Giles Terera nel ruolo di Aaron Burr con il cast del West End di Hamilton
Questo cast di Hamilton offre una cornucopia di interpretazioni di grande spessore. Il Lafayette e il Jefferson di Jason Pennycooke sono abbaglianti; il Mulligan di Tarinn Callender è spavaldo e aggressivo, mentre il suo Madison è pedante e ingessato. Il Washington di Obioma Ugoala è maestoso e avvincente: una prova potente che non vedo l’ora di rivedere. Il Philip Hamilton di Cleve September ha fatto scorrere lacrime attorno a me nel secondo atto, mentre Jack Butterworth e Leslie Garcia Bowman meritano una menzione e sono stati eccellenti rispettivamente nei ruoli di Seabury e Lee.
Rachel Ann Go (Eliza), Rachel John (Angelica) e Christine Allado (Peggy) nel ruolo delle sorelle Schuyler in Hamilton (West End)
Rachelle Ann Go, Rachel John e Christine Allado, nei panni delle sorelle Schuyler, sono pura gioia. Come Eliza, Rachelle Ann Go è splendida nel ruolo della moglie di Hamilton. Nel secondo atto la sua interpretazione prende il volo ed è praticamente garantito che vedrete alzarsi più di un fazzoletto.
La coreografia vivace e carismatica di Andy Blankenbuehler tiene il talentuoso ensemble di Hamilton in movimento perpetuo sul palco del Victoria Palace. La scenografia di David Korin riunisce elementi da costruzione coloniale: corde di navi, travi e strutture, con le fondamenta a vista. Immaginate come dovevano apparire, appena realizzati, i grigi e lo sporco di Les Mis e avrete l’idea.
La brillantezza musicale di Alex Lacamoire si avverte dall’inizio alla fine: le sue orchestrazioni sono vivide, incalzanti e mantengono l’adrenalina sempre in crescita, ed è meraviglioso poter ascoltare di nuovo veri archi nella buca di un teatro del West End. La band di Richard Beadle è fantastica, e massimo merito va a Nevin Steinberg, il cui sound design fa sì che OGNI parola di questo spettacolo straordinario arrivi con una chiarezza che non deve diventare il nuovo standard del West End!

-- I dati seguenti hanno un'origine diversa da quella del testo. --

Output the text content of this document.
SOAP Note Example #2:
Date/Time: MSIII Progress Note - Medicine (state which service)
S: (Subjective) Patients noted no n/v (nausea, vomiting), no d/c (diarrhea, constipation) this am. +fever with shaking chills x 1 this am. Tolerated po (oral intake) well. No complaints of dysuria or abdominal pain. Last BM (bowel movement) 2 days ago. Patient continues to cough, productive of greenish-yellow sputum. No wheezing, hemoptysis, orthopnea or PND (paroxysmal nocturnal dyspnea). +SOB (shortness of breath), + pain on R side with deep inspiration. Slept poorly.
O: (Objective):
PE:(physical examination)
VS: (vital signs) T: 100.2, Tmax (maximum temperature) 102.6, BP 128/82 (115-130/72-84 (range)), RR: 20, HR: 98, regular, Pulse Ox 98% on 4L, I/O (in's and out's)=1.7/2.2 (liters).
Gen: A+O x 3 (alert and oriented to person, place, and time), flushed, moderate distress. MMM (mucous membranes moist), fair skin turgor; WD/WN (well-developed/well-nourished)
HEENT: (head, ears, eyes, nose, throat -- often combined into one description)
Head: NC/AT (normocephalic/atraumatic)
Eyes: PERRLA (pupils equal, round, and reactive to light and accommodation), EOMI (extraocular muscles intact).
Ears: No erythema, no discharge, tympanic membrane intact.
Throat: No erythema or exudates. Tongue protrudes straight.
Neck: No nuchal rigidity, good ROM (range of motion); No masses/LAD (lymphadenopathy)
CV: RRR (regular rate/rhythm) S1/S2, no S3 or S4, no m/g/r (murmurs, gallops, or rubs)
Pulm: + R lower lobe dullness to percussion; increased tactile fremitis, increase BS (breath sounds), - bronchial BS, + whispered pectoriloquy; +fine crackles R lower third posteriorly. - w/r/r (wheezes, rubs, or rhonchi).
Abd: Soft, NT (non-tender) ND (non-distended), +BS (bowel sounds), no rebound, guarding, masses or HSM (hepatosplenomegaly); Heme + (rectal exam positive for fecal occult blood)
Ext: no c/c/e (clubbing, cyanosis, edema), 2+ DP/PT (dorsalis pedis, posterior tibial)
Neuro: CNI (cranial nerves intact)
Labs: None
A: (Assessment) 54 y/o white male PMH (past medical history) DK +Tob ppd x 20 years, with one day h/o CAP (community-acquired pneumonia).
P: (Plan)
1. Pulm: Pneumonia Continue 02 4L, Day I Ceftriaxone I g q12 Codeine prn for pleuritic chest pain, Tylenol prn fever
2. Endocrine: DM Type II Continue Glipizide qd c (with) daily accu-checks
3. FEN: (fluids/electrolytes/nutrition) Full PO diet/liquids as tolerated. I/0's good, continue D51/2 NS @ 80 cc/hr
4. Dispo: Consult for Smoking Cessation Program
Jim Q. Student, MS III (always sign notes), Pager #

Il talento di Thomas Kail nel portare in scena questo epico pezzo di teatro musicale non va mai sottovalutato; ma, in definitiva, Lin-Manuel Miranda è riuscito a integrare con naturalezza rap e hip-hop nella forma del musical americano contemporaneo, qualcosa che Stephen Sondheim aveva iniziato molti anni fa, quando la Strega in Into The Woods per la prima volta rappava degli ingredienti del suo giardino. L’Hamilton di Lin-Manuel è semplicemente brillante. È intelligente, divertente e sta portando al teatro musicale un pubblico completamente nuovo. Credete all’hype e prenotate i biglietti: io ci tornerò più volte. C’è tantissimo da cogliere e sono certo che, nelle prossime visioni, emergeranno altre gemme da individuare e assaporare. Sono anche sicuro che, una volta che il cast avrà avuto qualche mese per prendere confidenza con il materiale, questo Hamilton rivelerà nuovi tesori — e io, per parte mia, non vedo l’ora.